Stephen Rochelle(lomn)United States
We began game 4 hot on the heels of Sa's lightning strike for victory. I chose to be the odd man out again, and reminded the boys that my offer of advice to any player who hadn't yet won still held.
C set up with the increasingly popular play of Khan Industries near a Mercenary (in this case, South Africa with Mercs in Madagascar) with the intent of using their Mobile power to park the HQ where it would generate two bonus troops per turn. Khan's homeland of Africa had little impact with this start location.
N continued his preferred method of setting up Die Mechaniker in Western Australia -- again, the Australian homeland meant little.
Sa took Imperial Balkania in Peru so as to take advantage of the newly-renamed continent of Pittsburgh. Balkania's homeland of Europe allowed access to several higher-value territory cards.
J once again selected Enclave of the Bear and deployed to Canada - Alberta, in this case. As with most factions, the North American homeland had little impact.
Finally, A was left with the unenviable position of deploying without any reasonably defensible continents left. Stuck with the group's consensus least-favorite Saharan Republic, he set up in Japan (homeland: Asia).
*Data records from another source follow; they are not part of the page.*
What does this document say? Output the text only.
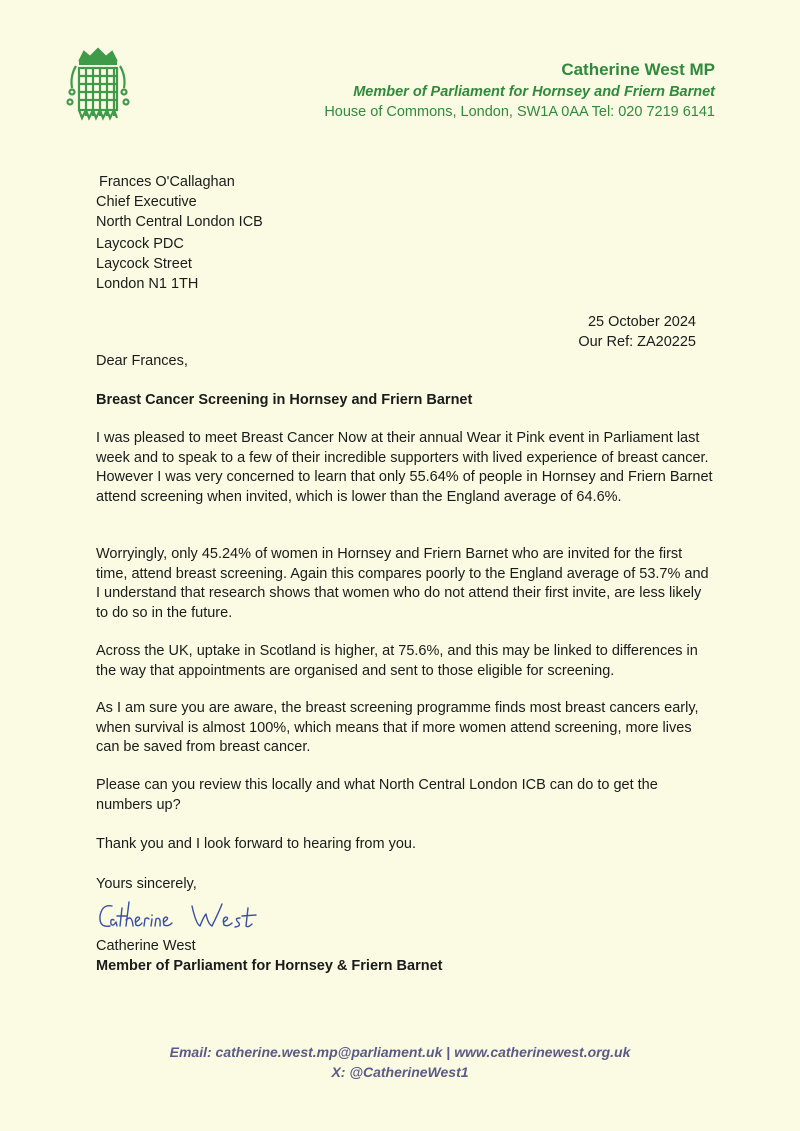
Catherine West MP
Member of Parliament for Hornsey and Friern Barnet
House of Commons, London, SW1A 0AA Tel: 020 7219 6141
Frances O'Callaghan
Chief Executive
North Central London ICB
Laycock PDC
Laycock Street
London N1 1TH
25 October 2024
Our Ref: ZA20225
Dear Frances,
Breast Cancer Screening in Hornsey and Friern Barnet
I was pleased to meet Breast Cancer Now at their annual Wear it Pink event in Parliament last week and to speak to a few of their incredible supporters with lived experience of breast cancer. However I was very concerned to learn that only 55.64% of people in Hornsey and Friern Barnet attend screening when invited, which is lower than the England average of 64.6%.
Worryingly, only 45.24% of women in Hornsey and Friern Barnet who are invited for the first time, attend breast screening. Again this compares poorly to the England average of 53.7% and I understand that research shows that women who do not attend their first invite, are less likely to do so in the future.
Across the UK, uptake in Scotland is higher, at 75.6%, and this may be linked to differences in the way that appointments are organised and sent to those eligible for screening.
As I am sure you are aware, the breast screening programme finds most breast cancers early, when survival is almost 100%, which means that if more women attend screening, more lives can be saved from breast cancer.
Please can you review this locally and what North Central London ICB can do to get the numbers up?
Thank you and I look forward to hearing from you.
Yours sincerely,
Catherine West
Member of Parliament for Hornsey & Friern Barnet
Email: catherine.west.mp@parliament.uk | www.catherinewest.org.uk
X: @CatherineWest1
As usual, it's interesting to sit back and see how the kids are evaluating their strategies. In this case, J made an "alliance" with Sa, but the price of that alliance was leaving Sa a corridor to Europe. Of course, sooner or later, that troop imbalance from J ceding control of a continent comes back to bite you, as illustrated by Sa's push on J's HQ here. J was always able to get the HQ back, but never had enough spare troops to make a push on the rest of North America (hindered, in part, by his participation in the destruction of A in Asia). Sa also benefitted from uncontested expansion into Europe, allowing her to pick up resource cards per Balkania's starting power without combat losses.
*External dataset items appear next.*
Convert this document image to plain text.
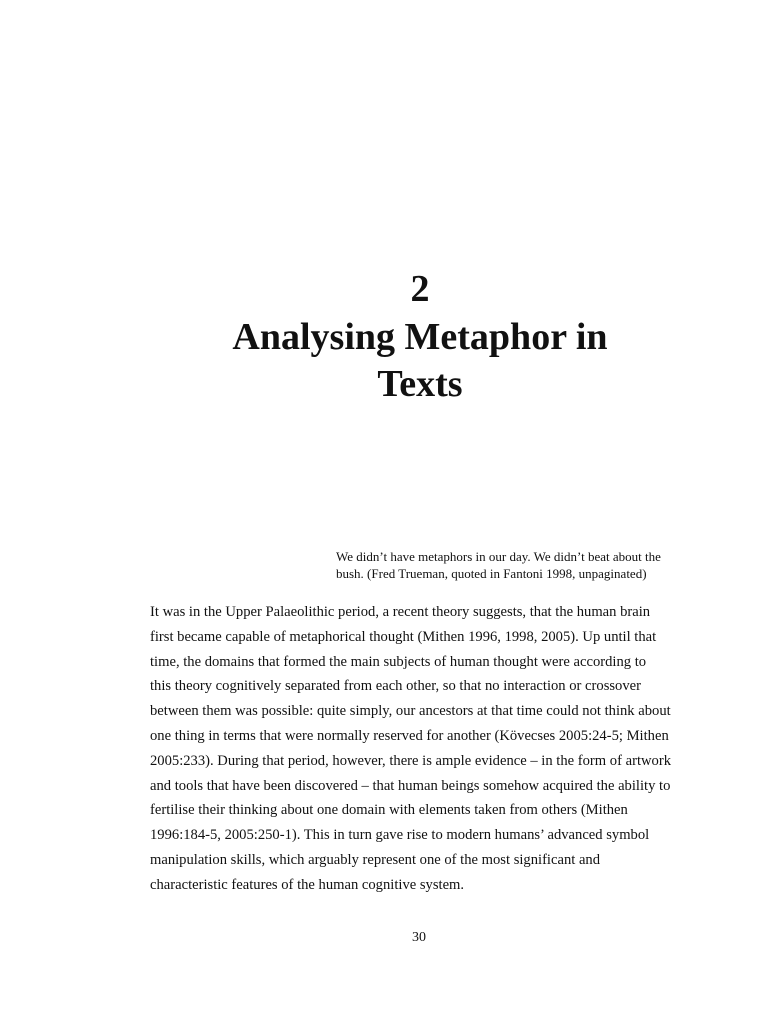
2
Analysing Metaphor in
Texts
We didn’t have metaphors in our day. We didn’t beat about the
bush. (Fred Trueman, quoted in Fantoni 1998, unpaginated)
It was in the Upper Palaeolithic period, a recent theory suggests, that the human brain
first became capable of metaphorical thought (Mithen 1996, 1998, 2005). Up until that
time, the domains that formed the main subjects of human thought were according to
this theory cognitively separated from each other, so that no interaction or crossover
between them was possible: quite simply, our ancestors at that time could not think about
one thing in terms that were normally reserved for another (Kövecses 2005:24-5; Mithen
2005:233). During that period, however, there is ample evidence – in the form of artwork
and tools that have been discovered – that human beings somehow acquired the ability to
fertilise their thinking about one domain with elements taken from others (Mithen
1996:184-5, 2005:250-1). This in turn gave rise to modern humans’ advanced symbol
manipulation skills, which arguably represent one of the most significant and
characteristic features of the human cognitive system.
30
Also illustrated is a general tendency to hold forces one space back: Alaska is primed to counterattack into Alberta should it fall to Balkania. This works for that purpose, but it often leaves the kids (when that first attack doesn't happen) with substantial armies that can't actually attack on their turn.
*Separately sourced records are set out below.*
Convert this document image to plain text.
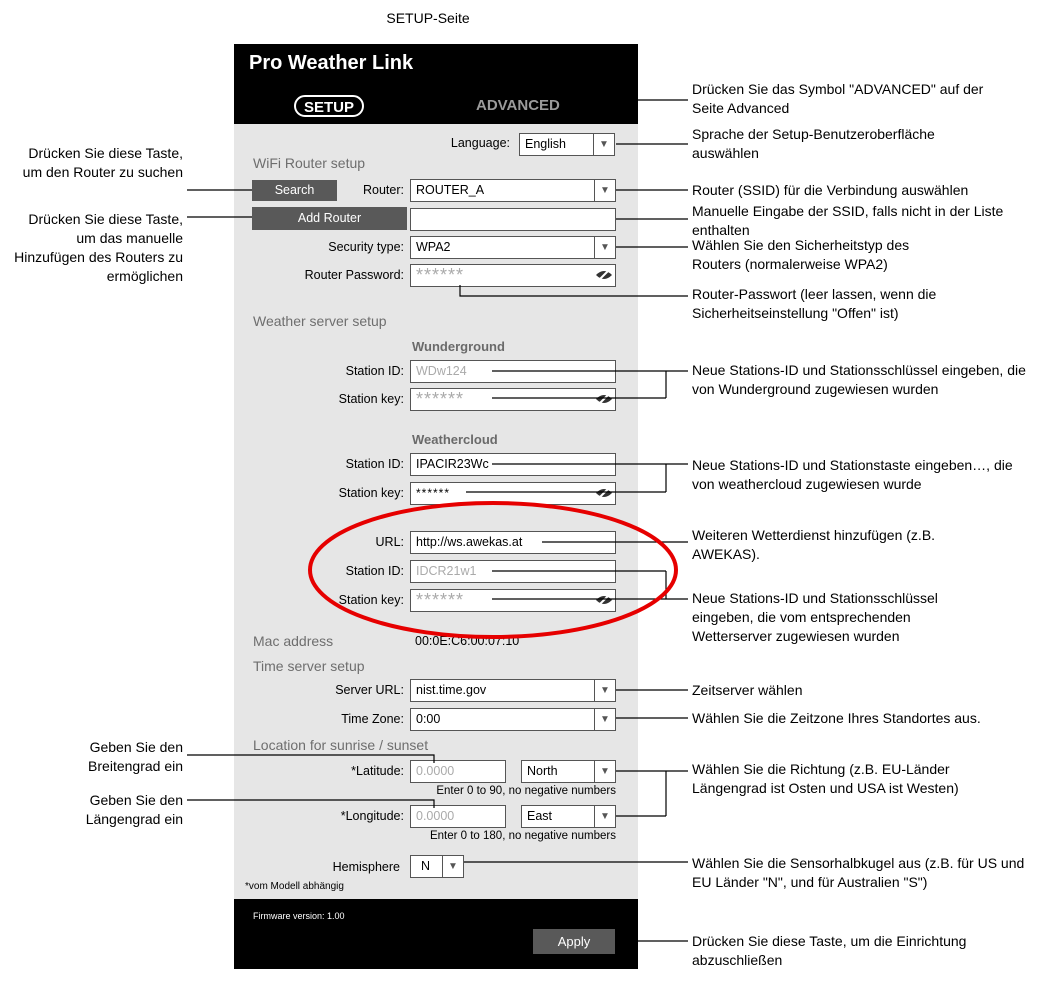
SETUP-Seite
Pro Weather Link
SETUP	ADVANCED
Language: English	▼
WiFi Router setup
Search	Router: ROUTER_A	▼
Add Router
Security type: WPA2	▼
Router Password: ******
Weather server setup
Wunderground
Station ID: WDw124
Station key: ******
Weathercloud
Station ID: IPACIR23Wc
Station key:	******
URL: http://ws.awekas.at
Station ID: IDCR21w1
Station key: ******
Mac address	00:0E:C6:00:07:10
Time server setup
Server URL: nist.time.gov	▼
Time Zone: 0:00	▼
Location for sunrise / sunset
*Latitude: 0.0000	North	▼
Enter 0 to 90, no negative numbers
*Longitude: 0.0000	East	▼
Enter 0 to 180, no negative numbers
Hemisphere N	▼
*vom Modell abhängig
Firmware version: 1.00
Apply
Drücken Sie das Symbol "ADVANCED" auf der Seite Advanced
Sprache der Setup-Benutzeroberfläche auswählen
Drücken Sie diese Taste, um den Router zu suchen
Router (SSID) für die Verbindung auswählen
Drücken Sie diese Taste, um das manuelle Hinzufügen des Routers zu ermöglichen
Manuelle Eingabe der SSID, falls nicht in der Liste enthalten
Wählen Sie den Sicherheitstyp des Routers (normalerweise WPA2)
Router-Passwort (leer lassen, wenn die Sicherheitseinstellung "Offen" ist)
Neue Stations-ID und Stationsschlüssel eingeben, die von Wunderground zugewiesen wurden
Neue Stations-ID und Stationstaste eingeben…, die von weathercloud zugewiesen wurde
Weiteren Wetterdienst hinzufügen (z.B. AWEKAS).
Neue Stations-ID und Stationsschlüssel eingeben, die vom entsprechenden Wetterserver zugewiesen wurden
Zeitserver wählen
Wählen Sie die Zeitzone Ihres Standortes aus.
Geben Sie den Breitengrad ein
Geben Sie den Längengrad ein
Wählen Sie die Richtung (z.B. EU-Länder Längengrad ist Osten und USA ist Westen)
Wählen Sie die Sensorhalbkugel aus (z.B. für US und EU Länder "N", und für Australien "S")
Drücken Sie diese Taste, um die Einrichtung abzuschließen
On the other hand, we have C's "Fortress Africa" -- his plan, though he didn't discuss it prior to the end of the game, was to intentionally hold on and create a city to offset "Sasucks" from game 3, which he now regretted. I did suggest to him afterwards that he could have instead gone for naming a Major City if he'd won -- it's reasonably clear here that Sa was grossly outnumbered both in Europe and "Pittsburgh". You can also see that "held back" effect in action here, as the troops in East Africa can't do anything (vs if they were maneuvered forward to the Middle East, for instance).
Also illustrated is N's capture of A's HQ, effected through his "Stealthy" power allowing him to place reinforcements in unoccupied, unmarked territories. You may also notice, though, that he's forgotten to occupy SE Asia, and so he's been unable to reinforce his Asian front from Australia.
Under pressure from N, J, and a token force from C, A was eliminated, adding the Convincing comeback power to give Saharan an extra troop from Mercenary spaces. With Mercenaries so spread out, I have my doubts whether this will substantially improve its perceived power level.
With C unwilling to contest Sa's control of either Europe or South America, Sa shortly built enough troops to capture A and J's HQs. She traded cards for a fourth Red Star and victory, electing to rename Australia "Europe" (because our geography just isn't confusing enough). C founded "Sarocks" in Ural, N raised the value of W Australia to $3, and J raised Greenland to $3.